A proton pump inhibitor is a medication that is designed to decrease the amount of acid your stomach makes by inhibiting both meal stimulated and night-time acid secretion and has better effect than H2 blockers. This type of medication is also better at healing ulcers in the esophagus and stomach.
PPIs are mostly well tolerated. The only known contraindication is very rare allergy to this drug group. The most commonly noted side effects are headache, nausea, diarrhea, abdominal pain and in some cases constipation. Very few persons need to stop taking the medication because of side-effects.

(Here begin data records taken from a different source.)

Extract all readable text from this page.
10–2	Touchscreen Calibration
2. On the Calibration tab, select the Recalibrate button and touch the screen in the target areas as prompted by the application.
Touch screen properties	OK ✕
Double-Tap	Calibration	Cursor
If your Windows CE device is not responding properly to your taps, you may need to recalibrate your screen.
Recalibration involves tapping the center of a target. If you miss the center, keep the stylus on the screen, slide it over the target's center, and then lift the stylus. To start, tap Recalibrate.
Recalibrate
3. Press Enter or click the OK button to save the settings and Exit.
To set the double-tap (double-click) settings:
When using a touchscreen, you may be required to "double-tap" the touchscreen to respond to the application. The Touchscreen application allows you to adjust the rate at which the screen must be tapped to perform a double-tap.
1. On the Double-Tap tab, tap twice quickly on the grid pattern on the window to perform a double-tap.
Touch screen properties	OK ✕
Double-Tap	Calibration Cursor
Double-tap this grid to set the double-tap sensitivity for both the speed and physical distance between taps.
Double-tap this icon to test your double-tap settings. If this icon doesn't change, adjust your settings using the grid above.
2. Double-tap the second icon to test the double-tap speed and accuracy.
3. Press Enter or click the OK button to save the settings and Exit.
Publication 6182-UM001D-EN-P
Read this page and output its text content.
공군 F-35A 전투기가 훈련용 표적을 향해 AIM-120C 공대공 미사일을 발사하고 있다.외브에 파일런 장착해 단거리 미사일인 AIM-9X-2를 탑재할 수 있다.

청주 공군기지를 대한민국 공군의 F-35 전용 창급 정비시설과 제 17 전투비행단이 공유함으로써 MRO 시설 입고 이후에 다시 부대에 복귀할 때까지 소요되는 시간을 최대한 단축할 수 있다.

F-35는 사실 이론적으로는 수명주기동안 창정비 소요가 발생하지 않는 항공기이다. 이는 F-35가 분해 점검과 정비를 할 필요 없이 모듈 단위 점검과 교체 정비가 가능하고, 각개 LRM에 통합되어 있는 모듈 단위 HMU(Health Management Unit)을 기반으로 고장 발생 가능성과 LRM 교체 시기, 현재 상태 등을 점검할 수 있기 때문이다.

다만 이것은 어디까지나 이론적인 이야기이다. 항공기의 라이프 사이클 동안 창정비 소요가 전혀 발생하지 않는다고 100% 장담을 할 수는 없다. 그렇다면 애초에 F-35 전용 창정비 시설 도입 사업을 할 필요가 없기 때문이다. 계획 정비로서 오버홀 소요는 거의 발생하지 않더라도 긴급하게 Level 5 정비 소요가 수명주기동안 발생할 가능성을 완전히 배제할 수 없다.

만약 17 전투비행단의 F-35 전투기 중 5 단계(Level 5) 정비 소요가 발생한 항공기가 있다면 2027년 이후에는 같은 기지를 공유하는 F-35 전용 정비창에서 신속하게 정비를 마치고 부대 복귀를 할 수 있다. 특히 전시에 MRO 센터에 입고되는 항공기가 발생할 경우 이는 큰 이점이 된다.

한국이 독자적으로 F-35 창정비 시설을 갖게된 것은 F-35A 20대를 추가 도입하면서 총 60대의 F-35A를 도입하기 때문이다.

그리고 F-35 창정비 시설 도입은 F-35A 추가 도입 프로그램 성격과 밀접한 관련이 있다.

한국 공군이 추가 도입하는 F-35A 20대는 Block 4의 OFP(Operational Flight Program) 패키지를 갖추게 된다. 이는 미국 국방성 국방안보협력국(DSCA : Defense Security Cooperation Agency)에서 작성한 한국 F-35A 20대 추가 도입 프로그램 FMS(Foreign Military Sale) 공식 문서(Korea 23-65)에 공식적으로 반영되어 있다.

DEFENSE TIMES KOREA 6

This really depends on the severity of your symptoms and response to therapy. For example mild cases may respond to treatment and therapy can be stopped after a short course of treatment. If you have inflammation of the esophagus (esophagitis) or ulcers in the esophagus/stomach you may need to continue treatment for a longer period of time and remain on maintenance therapy. When elderly patients with reflux esophagitis were followed up for a period of 3 years, 68% of them needed treatment for more than six months and 46% needed therapy for 3 years to prevent recurrence of esophagitis. Without the therapy 80-90% of the patients suffered a relapse in a period of one year.
There have been many studies addressing this issue because of concern of an interaction between PPIs and Clopidogrel. Current data suggests that it is safe to use a PPI and Clopidogrel together in patients who need both compounds. It is possible that some PPIs will have less effect on interactions with Clopidogrel and this may affect which of the PPIs your care provider will prescribe. Some PPIs have label recommendations regarding their use with Clopidogrel. Please discuss this with your care provider.
It has been suggested that people who take a PPI for a long period of time at high doses have an increased risk for fractures of the hip, wrist and spine. No evidence exists to suggest that PPIs cause or accelerate osteoporosis. If there is an increased risk of fractures on PPI it is in patients who are at increased risk because of other conditions predisposing to osteoporosis and fractures.
The FDA however, released a warning that doctors and those who take PPIs should be aware of the possible increased risk of fractures. If there is an increased risk of fracture, the overall risk is extremely small.
There has long been a concern that there might be a very gradual decrease in vitamin B12 levels over a long time in persons who take a PPI but there has not been any report of disease being caused by this. There are usually other reasons for a low vitamin B12 in older persons. There is no need to monitor vitamin B12 levels in persons taking a PPI unless they have another condition.
Available data are controversial but raise concern for an association between these medicines and C. difficile infection (a colon infection that usually happens after taking certain antibiotics). The risk is perhaps related to the degree and duration of acid suppression, other conditions increasing susceptibility of the patient to this infection and nature and strength of the strain of C. difficile infection.
This association should prompt the physicians to use PPI/H2 blockers in patients, specifically older patients on multiple medications and on frequent antibiotics for recurrent infections, only in those who need them.
This is another area of controversy with perhaps a slight increase in the incidence of pneumonia in some patients who use PPIs. This risk has been shown to be more likely with initiation and recent use of an acid-suppressive agent rather than chronic treatment.
It is true that the PPI/H2 blockers may decrease the acidic environment in the gut facilitating the existence of some pathological bacteria that may lead to pneumonia. When you have reflux, however, it may be that your reflux is responsible for the problem and not the medication.
Please consult with your care provider if you have any questions.